ZWIĄZANE Z: Jak wyłączyć kamerę internetową (i dlaczego powinieneś)
Następnie pojawia się kwestia zdalnego hakowania. Jasne, FBI prawdopodobnie ma bardziej wyrafinowane techniki niż przeciętny haker, ale nie ma gwarancji, że Echo będzie najłatwiejszym sposobem, aby Cię podsłuchać. Większość z nas ma w domu wiele laptopów, smartfonów i innych gadżetów z kamerami i mikrofonami.

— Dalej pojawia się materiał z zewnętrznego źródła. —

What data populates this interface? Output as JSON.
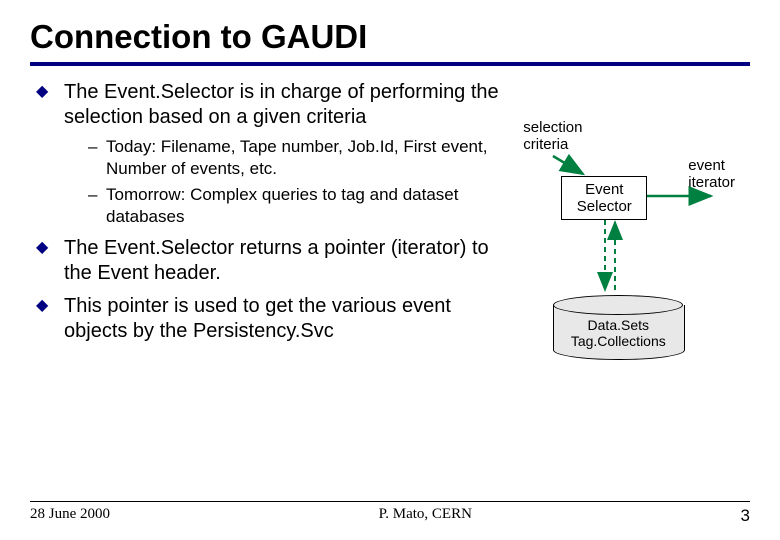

Laptop z systemem Windows (lub nawet macOS) jest ogólnie łatwiejszy do włamania i nagrywania dźwięku, ponieważ jest to znacznie bardziej złożona platforma i ma więcej możliwych wektorów ataku . Jeśli od lat masz w domu mikrofon podłączony do komputera - taki jak ten w kamerze internetowej, które zdecydowanie można zhakować - nie ma powodu, dla którego Echo powinno wzbudzać strach przed wszystkim innym, co posiadasz.
Podobnie jak w przypadku większości kwestii związanych z prywatnością, sprowadza się to do własnej oceny ryzyka. Jeśli masz paranoję, jeśli chodzi o podsłuchiwanie cię przez rządy, hakerów lub korporacje, najbezpieczniejszym rozwiązaniem jest zawsze usunięcie wszelkich kamer lub mikrofonów z domu. Wszyscy zachowujemy równowagę między prywatnością a wygodą, ale jeśli chodzi o zawsze włączonych asystentów głosowych, nie są one dużo bardziej ryzykowne niż większość innych gadżetów, które masz w domu.